Glossary

Cement

RDF, SRF and TDF

Also known as refuse-derived fuel, solid recovered fuel, tyre-derived fuel, RDF, SRF, TDF.

RDF, SRF and TDF are the three dominant waste-derived alternative fuels used in cement kilns, waste-to-energy plants and industrial boilers.

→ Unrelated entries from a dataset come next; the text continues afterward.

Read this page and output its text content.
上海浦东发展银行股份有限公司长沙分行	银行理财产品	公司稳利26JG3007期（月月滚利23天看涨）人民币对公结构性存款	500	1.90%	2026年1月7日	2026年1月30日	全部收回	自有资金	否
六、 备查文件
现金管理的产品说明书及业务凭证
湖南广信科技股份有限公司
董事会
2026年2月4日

FuelSourceSpecificationCalorific value
RDF (Refuse-Derived Fuel)Municipal solid waste, lightly processedLoose, no formal CEN/TS specification12–18 MJ/kg
SRF (Solid Recovered Fuel)MSW + commercial waste, processed to CEN/TS 15359 specDefined particle size, ash content, calorific value, Cl, Hg15–20 MJ/kg
TDF (Tyre-Derived Fuel)End-of-life tyres, shreddedShred-size grade or whole-tyre28–35 MJ/kg

Trade-offs

  • RDF: cheap, high availability, variable composition; high chlorine swings
  • SRF: more consistent and predictable than RDF; commands premium gate fees
  • TDF: very high calorific value, supplies iron and sulphur to clinker chemistry; rubber-handling logistics

Fouling implications

All three add chlorine, sulphur and alkali metals beyond what fossil coal contributes. The chloride loading from chlorinated plastics in RDF / SRF is the dominant driver of chloride-bypass sizing. TDF adds zinc and iron oxides that can affect clinker chemistry.